Not yet time for NOL to rejoice over 3Q12 turnaround
NOL posted first net profit in seven quarters but still net loss for FY12.
Neptune Orient Lines (NOL) finally reported a profitable 3Q12 after six consecutive quarterly losses. Its revenue grew 4.0% YoY to US$2.3b (vs. +6% forecast) on higher volumes while its core EBIT improved to US$74m – a much better showing versus–US$72m in 3Q11 and marginal gains of US$16m in the previous quarter.
OCBC Research notes that the better performance came largely on the back of significant cost savings from its Efficiency Leadership Programme (ELP) as freight rates remained lacklustre despite the peak season impact.
Nevertheless, OCBC cautioned that demand remains weak and thus affecting full-year performance.
Here's more from OCBC:
NOL announced a US$50m PATMI, against a loss of US$91.1m the same period a year ago. Cost savings at 72% FY12 target On a YTD basis, NOL's ELP has saved the Group US$360m, well on its way to achieve its US$500m target for the year. Although the bulk of the programme (~44%) is targeted at bunker-related costs, it is - in itself - a capacity issue as well.
For instance, by utilizing fewer but larger and more fuel-efficient vessels, NOL reduced fuel consumption cost by 8% even with a 3% increase in volume for 9M12. As demand remains weak, managing container shipping capacity is still the main driver for maintaining profitability, and collective efforts thus far - e.g. withdrawal of routes - are paying off slowly.

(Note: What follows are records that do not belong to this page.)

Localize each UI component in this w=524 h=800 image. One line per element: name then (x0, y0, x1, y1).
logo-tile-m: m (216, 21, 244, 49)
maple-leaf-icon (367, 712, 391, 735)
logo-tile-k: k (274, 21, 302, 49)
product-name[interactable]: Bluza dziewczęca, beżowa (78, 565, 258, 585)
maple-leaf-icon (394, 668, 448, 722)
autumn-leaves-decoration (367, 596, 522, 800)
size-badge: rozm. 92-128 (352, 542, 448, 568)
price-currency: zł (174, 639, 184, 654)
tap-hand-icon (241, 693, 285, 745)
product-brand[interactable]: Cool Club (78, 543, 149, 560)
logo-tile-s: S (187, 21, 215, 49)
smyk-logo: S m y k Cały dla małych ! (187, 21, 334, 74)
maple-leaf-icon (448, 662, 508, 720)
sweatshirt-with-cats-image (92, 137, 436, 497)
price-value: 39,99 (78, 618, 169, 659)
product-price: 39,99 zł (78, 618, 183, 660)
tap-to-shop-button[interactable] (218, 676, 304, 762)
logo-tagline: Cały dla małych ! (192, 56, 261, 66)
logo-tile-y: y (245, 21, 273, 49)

With 29 chartered vessels expiring between 4Q12 and 2014, NOL is in an optimal position to manage capacity more effectively. As for rates, although NOL is now in the seasonally weaker 4Q12, recent data from the Shanghai Containerized Freight Index has been encouraging with only slight dips in freight rates across the main trade routes (with the exception of Asia-Europe).